後、首謀者が1人以上 なら最低でも、7人以上の敵が居ることになる。
恐らく、もっと居るだろう。
急がないと香織ちゃんが危ない。
僕をどうにかしたいなら、香織ちゃんは 生かしては置くだろう、しかし、『死』以外の何かは される可能性が高い……
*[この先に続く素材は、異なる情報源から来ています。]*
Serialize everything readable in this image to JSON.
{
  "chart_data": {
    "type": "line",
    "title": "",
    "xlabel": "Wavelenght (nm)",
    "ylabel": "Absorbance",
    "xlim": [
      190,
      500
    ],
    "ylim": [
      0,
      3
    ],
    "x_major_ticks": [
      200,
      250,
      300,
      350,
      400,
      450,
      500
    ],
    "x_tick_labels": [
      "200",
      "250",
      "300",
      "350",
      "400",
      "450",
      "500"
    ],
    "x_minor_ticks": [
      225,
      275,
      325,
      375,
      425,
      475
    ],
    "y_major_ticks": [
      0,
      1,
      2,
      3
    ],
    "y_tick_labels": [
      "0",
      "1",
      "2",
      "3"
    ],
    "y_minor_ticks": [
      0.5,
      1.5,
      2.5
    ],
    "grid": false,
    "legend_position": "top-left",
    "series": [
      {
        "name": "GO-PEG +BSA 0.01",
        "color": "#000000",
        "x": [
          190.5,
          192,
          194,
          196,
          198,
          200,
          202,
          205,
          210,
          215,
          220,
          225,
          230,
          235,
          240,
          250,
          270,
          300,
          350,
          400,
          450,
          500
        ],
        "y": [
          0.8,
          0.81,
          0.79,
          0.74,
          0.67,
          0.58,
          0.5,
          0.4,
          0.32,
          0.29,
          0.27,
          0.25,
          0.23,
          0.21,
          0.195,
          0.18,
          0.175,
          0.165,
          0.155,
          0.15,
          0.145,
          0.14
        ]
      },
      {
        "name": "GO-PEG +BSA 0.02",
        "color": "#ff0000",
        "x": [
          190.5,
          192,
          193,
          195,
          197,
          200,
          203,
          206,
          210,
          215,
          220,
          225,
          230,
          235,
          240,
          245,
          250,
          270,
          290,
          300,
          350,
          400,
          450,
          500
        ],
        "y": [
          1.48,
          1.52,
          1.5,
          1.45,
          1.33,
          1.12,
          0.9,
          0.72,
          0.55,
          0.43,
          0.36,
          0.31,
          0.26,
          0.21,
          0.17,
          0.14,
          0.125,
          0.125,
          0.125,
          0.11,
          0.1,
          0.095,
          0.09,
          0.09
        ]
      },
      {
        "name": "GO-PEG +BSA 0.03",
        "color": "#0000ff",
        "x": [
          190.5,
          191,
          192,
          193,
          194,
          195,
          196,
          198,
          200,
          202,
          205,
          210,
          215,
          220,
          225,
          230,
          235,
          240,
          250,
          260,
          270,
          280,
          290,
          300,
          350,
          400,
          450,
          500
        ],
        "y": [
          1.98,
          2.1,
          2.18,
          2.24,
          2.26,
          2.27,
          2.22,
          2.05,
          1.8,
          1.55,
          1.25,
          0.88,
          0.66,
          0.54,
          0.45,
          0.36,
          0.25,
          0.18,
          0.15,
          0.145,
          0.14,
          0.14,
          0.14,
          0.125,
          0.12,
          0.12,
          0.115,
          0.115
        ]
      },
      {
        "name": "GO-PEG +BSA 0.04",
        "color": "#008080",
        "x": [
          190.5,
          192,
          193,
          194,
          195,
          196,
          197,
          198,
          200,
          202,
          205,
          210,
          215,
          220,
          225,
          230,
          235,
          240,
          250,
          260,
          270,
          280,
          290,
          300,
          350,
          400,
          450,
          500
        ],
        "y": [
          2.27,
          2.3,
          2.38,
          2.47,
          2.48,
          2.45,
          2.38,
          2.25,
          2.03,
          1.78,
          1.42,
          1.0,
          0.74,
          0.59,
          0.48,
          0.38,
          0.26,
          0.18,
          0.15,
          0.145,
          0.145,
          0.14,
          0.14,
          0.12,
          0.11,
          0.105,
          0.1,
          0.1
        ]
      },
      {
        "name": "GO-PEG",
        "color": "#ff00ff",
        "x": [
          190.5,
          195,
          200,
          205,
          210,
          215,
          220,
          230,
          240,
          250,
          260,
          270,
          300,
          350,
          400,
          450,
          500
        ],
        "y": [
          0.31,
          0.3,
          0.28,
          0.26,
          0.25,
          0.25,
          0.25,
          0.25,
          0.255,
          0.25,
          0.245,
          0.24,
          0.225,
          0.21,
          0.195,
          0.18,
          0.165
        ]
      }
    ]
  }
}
僕は、これ以上香織ちゃんに 捕らわれの恐怖を体験させたくない。
戦いの中での恐怖とは訳が違う。
考えろ……こんな事をして、得をする人間……
いったい誰なんだ?こんな短期間で僕の影響を受ける奴等……
ふと宿屋にある食堂での会話を思い出す。
『治療院も今日は休みなんですよ』
治療院が…… あの男は何故治療院が休みだと知っていた? ただ偶然が重なっただけかも知れない……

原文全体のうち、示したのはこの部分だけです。